Трудный путь к диалогу - стр. 38

Когда войска союзников, вступив в Дахау, осматривали лагерь смерти, солдаты были поражены невероятным зрелищем. На крематории, где эсэсовцы жгли тела замученных и убитых, торчал шест со скворечником. Кто-то из палачей, оказывается, трогательно позаботился о птичках.

Трудно найти другой столь гротескно-абсурдный символ раздвоенности человека. Но это лишь крайний случай. Мы сталкиваемся с противоречиями в людских мыслях, чувствах и поступках на каждом шагу.

Только в романе Булгакова Иешуа Га-Ноцри называет всех «добрыми людьми». У реального, евангельского Христа мы не найдем такой розовой оценки человеческой природы. Однажды он даже называет людей «родом неверным и развращенным». Христос говорит о необходимости «заповедей», т. е. о том, что дано людям свыше, а не вытекает из их существа естественным образом. Ведь если бы добро господствовало в нашей натуре, если бы оно было бы столь же непроизвольным, как дыхание, зачем бы понадобились «заповеди»?

Говоря о религиозных заповедях, Владимир Тендряков писал: «Нелепо доказывать, что убийство – недопустимый поступок, что заведомое лжесвидетельство – дурно, что жить в любви к ближнему – хорошо. Эти немудреные истины и без всяких доказательств знает любой и каждый с раннего детства на опыте своей жизни». Тем самым писатель хотел сказать, что принципы религиозной этики самоочевидны и присущи человеку. Но мы уже убедились, что не раз эти «немудреные истины», если у них исчезало обоснование, объявлялись свалкой «ненужных вещей».

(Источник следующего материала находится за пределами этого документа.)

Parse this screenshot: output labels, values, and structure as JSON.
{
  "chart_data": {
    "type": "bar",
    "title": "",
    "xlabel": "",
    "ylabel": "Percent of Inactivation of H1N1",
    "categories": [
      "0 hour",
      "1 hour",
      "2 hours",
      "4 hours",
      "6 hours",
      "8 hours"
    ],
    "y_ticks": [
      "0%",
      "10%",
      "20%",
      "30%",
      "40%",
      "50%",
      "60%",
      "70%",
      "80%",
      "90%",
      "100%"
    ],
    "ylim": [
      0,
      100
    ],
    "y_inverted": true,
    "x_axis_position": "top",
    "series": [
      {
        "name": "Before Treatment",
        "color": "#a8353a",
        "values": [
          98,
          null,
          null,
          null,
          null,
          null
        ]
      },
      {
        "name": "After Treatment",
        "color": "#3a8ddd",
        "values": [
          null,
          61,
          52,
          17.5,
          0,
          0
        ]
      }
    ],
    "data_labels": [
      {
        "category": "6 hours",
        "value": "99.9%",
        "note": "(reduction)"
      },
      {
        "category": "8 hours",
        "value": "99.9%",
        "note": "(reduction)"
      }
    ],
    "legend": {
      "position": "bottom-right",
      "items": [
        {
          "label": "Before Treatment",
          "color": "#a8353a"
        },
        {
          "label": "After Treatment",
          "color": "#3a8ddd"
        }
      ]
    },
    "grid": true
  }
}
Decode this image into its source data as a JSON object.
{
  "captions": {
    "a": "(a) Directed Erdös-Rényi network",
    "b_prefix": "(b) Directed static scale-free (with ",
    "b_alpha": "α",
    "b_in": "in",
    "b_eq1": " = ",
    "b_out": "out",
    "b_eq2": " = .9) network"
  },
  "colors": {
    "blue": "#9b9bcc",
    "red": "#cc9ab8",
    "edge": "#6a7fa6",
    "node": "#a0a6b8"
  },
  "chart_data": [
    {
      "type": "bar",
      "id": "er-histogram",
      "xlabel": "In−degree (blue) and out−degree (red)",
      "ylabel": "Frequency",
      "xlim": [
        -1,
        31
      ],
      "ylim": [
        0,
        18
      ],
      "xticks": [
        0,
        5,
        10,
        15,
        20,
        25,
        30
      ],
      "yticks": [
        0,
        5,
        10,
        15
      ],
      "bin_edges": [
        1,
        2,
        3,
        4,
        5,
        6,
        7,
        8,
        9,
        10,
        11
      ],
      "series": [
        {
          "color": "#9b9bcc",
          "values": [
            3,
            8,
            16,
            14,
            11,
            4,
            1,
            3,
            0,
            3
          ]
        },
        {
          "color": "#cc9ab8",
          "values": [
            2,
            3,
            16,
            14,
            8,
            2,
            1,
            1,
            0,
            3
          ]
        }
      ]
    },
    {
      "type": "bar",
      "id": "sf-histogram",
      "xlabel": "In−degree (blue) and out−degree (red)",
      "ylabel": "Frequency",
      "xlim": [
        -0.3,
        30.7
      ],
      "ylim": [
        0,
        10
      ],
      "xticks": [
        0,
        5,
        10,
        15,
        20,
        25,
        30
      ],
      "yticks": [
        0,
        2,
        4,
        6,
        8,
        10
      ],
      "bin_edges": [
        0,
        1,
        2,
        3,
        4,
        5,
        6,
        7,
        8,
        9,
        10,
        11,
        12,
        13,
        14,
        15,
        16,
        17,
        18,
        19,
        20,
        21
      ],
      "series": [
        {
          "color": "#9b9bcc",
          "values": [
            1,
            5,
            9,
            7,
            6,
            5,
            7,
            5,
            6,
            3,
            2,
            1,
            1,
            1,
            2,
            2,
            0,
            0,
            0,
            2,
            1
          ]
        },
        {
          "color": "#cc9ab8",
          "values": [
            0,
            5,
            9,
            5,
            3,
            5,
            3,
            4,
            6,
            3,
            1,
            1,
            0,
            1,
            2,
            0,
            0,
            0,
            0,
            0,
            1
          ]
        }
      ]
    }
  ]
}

Могут возразить: практика показала, что гуманные общества преуспевают больше, чем общества, где моральные нормы нарушены. В какой-то мере это верно. Но ведь известно и другое. Известно, что и тираны, и преступники часто имели успех. Разве не бывало, что деспотические империи одерживали победы?

Повторяю, если этика строится только на человеке как «мере всех вещей», если она есть изобретение относительное и переменчивое, что мешает людям принять волчьи законы? Релятивируя нравственность, мы открываем простор для звериной борьбы за существование, для «войны всех против всех», для безграничного властолюбия, которое не остановится перед пирамидами из черепов и превращением целых народов в «лагерную пыль»…

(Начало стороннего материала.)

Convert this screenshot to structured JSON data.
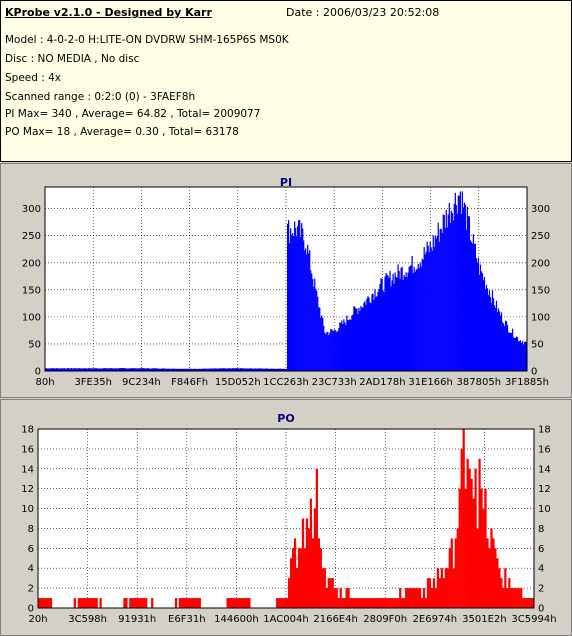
{
  "info": {
    "title": "KProbe v2.1.0 - Designed by Karr",
    "date": "Date : 2006/03/23 20:52:08",
    "lines": [
      "Model : 4-0-2-0 H:LITE-ON DVDRW SHM-165P6S MS0K",
      "Disc : NO MEDIA , No disc",
      "Speed : 4x",
      "Scanned range : 0:2:0 (0) - 3FAEF8h",
      "PI Max= 340 , Average= 64.82 , Total= 2009077",
      "PO Max= 18 , Average= 0.30 , Total= 63178"
    ]
  },
  "colors": {
    "plot_bg": "#ffffff",
    "grid": "#000000",
    "pi_fill": "#0000ff",
    "po_fill": "#ff0000",
    "title": "#000080"
  },
  "chart_data": [
    {
      "type": "bar",
      "title": "PI",
      "ylim": [
        0,
        340
      ],
      "yticks": [
        0,
        50,
        100,
        150,
        200,
        250,
        300
      ],
      "xtick_labels": [
        "80h",
        "3FE35h",
        "9C234h",
        "F846Fh",
        "15D052h",
        "1CC263h",
        "23C733h",
        "2AD178h",
        "31E166h",
        "387805h",
        "3F1885h"
      ],
      "series": [
        {
          "x_pct": [
            0,
            10,
            20,
            30,
            40,
            50,
            50.2,
            52,
            54,
            56,
            58,
            60,
            62,
            64,
            66,
            68,
            70,
            72,
            74,
            76,
            78,
            80,
            82,
            84,
            86,
            88,
            90,
            92,
            94,
            96,
            98,
            100
          ],
          "values": [
            5,
            5,
            5,
            4,
            5,
            4,
            260,
            265,
            240,
            150,
            70,
            75,
            90,
            110,
            125,
            145,
            160,
            175,
            185,
            195,
            210,
            230,
            265,
            300,
            330,
            260,
            190,
            150,
            110,
            80,
            60,
            50
          ]
        }
      ]
    },
    {
      "type": "bar",
      "title": "PO",
      "ylim": [
        0,
        18
      ],
      "yticks": [
        0,
        2,
        4,
        6,
        8,
        10,
        12,
        14,
        16,
        18
      ],
      "xtick_labels": [
        "20h",
        "3C598h",
        "91931h",
        "E6F31h",
        "144600h",
        "1AC004h",
        "2166E4h",
        "2809F0h",
        "2E6974h",
        "3501E2h",
        "3C5994h"
      ],
      "series": [
        {
          "x_pct": [
            0,
            5,
            10,
            15,
            20,
            25,
            30,
            35,
            40,
            45,
            50,
            51,
            53,
            55,
            56,
            57,
            58,
            60,
            62,
            64,
            66,
            68,
            70,
            72,
            74,
            76,
            78,
            80,
            82,
            84,
            85,
            86,
            88,
            90,
            92,
            94,
            96,
            98,
            100
          ],
          "values": [
            1,
            0,
            1,
            0,
            1,
            0,
            1,
            0,
            1,
            0,
            1,
            4,
            7,
            9,
            13,
            7,
            3,
            2,
            2,
            1,
            1,
            1,
            1,
            1,
            2,
            2,
            2,
            3,
            4,
            7,
            11,
            18,
            14,
            9,
            5,
            3,
            2,
            1,
            1
          ]
        }
      ]
    }
  ]
}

Вся суть именно в том вопросе, который был поставлен Швейцером: можно ли считать нравственный миропорядок столь же объективным и незыблемым, как миропорядок космический? Или же различие добра и зла – нечто вполне условное?

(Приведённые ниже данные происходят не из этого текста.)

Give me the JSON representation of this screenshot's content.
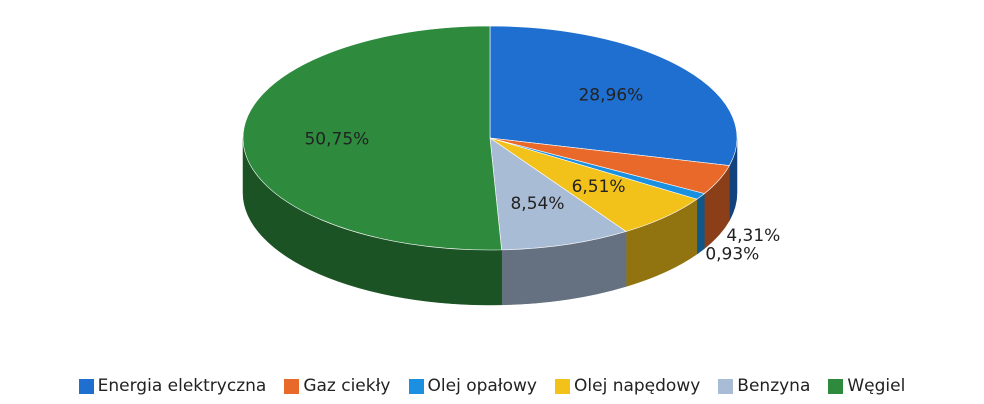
{
  "chart_data": {
    "type": "pie",
    "categories": [
      "Energia elektryczna",
      "Gaz ciekły",
      "Olej opałowy",
      "Olej napędowy",
      "Benzyna",
      "Węgiel"
    ],
    "values": [
      28.96,
      4.31,
      0.93,
      6.51,
      8.54,
      50.75
    ],
    "value_labels": [
      "28,96%",
      "4,31%",
      "0,93%",
      "6,51%",
      "8,54%",
      "50,75%"
    ],
    "colors": [
      "#1f6fd0",
      "#e8692a",
      "#1b8fe0",
      "#f2c21a",
      "#a9bcd6",
      "#2e8b3e"
    ],
    "legend": "bottom"
  }
}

Владимир Тендряков, как и многие другие, склонялся к мысли, что моральные законы есть и они принадлежат к сфере социальной. Но ведь социум складывается из личностей, из личных воль. И социумы бывают разные. Если мы говорим, что угнетение рабочего класса, о котором писал Маркс, «казарменный социализм» Сталина или нацистский порядок – историческое зло, то мы все равно даем оценку с какой-то высшей этической позиции, а не просто с социальной. Когда мы осуждаем угнетение как зло, мы сознательно делаем нравственный выбор, становимся на сторону страдающих. А ведь возможен и другой подход, исходящий из права сильного, из права победителя. Для тех, кто видит в человеке лишь эфемерный продукт природы, после которого не останется ничего, кроме «лопуха на могиле», как выражался Ф. М. Достоевский, забота о страждущих, нравственные заповеди – поистине «ненужные вещи», старый хлам.